I will outline what we propose to do about it. We certainly need treatment options for the children concerned. There are two types. There is the behavioural model of treatment for children who suffer with mild or even moderate obesity such as the first little boy who will respond to such treatment.

We need the bariatric service. We need the whole service - the surgery and the psychological support before and afterwards for the other children, the 80,000 children who are in that situation. Nothing else will help. We are very pleased that there has been engagement with the new children's hospital, which understands this issue. The service planners are saying that there will be a bariatric service in the new children's hospital and we are delighted about this and very much welcome it.

They are the two different types of treatments we need. It is not only health. Like the previous speaker said, we need a whole systems approach to this. We need education. I am very involved at an educational level and we would try to educate our undergraduates across the health disciplines but we need education before that. We need it in schools. We need it everywhere. We need environmental planning so that these children can get out and exercise. Possibly, above all, we need regulation of the food industry and advertising around this. This is critical. Unless all of this happens, we will not tackle it successfully.

The other major issue is prevention. All of the speakers alluded to this. We need prevention and we need it early. It has been shown in the US that intervention at preschool level is too late. We need intervention the generation before. Some of that is beginning in terms of health promotion. We need to educate transition year students, not for they themselves, although they will pick up something, but for the next generation. That is where we need to go. It is definitely about pre-pregnancy. There needs to be a lot of investment in the prevention of obesity.
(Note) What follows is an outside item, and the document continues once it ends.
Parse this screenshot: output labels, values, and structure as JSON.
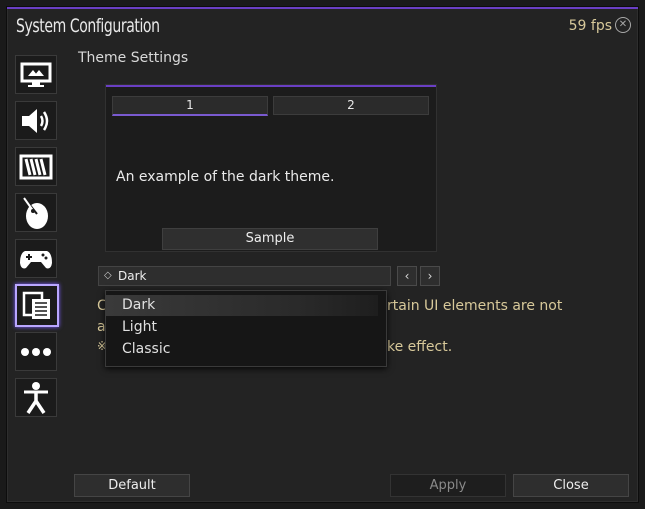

We welcome the initiatives that exist in terms of health promotion. The HSE has a healthy eating and active lifestyle programme. The island demonstration programme links to transition year. These are very welcome initiatives but they are only a start. Some of the previous speakers alluded to a national packed lunch policy for primary schools. That does not cost anything and would be very helpful. We half do it but it would be very easy to do a full-on version for everybody. We certainly welcome the sugar tax legislation and look forward to its implementation. We can see changes so there has been reformulation because, like a previous speaker said, the food industry is about making money. If they reformulate drinks so they can still make money, that is great. The kids are still buying the stuff but at least it has less sugar, so there have been changes. We would love to see the money that is made from the sugar tax legislation being reinvested into the treatment of childhood obesity. It seems obvious to us that this is what needs to happen. There needs to be investment that is significant and sustainable at Government level in the treatment of childhood obesity because the appointment of a national clinical lead on obesity and the setting up of a clinical advisory group - the Royal College of Physicians of Ireland policy group - cannot do anything unless we have investment behind us. The investment needs to be in both prevention and the two different types of treatment for these children.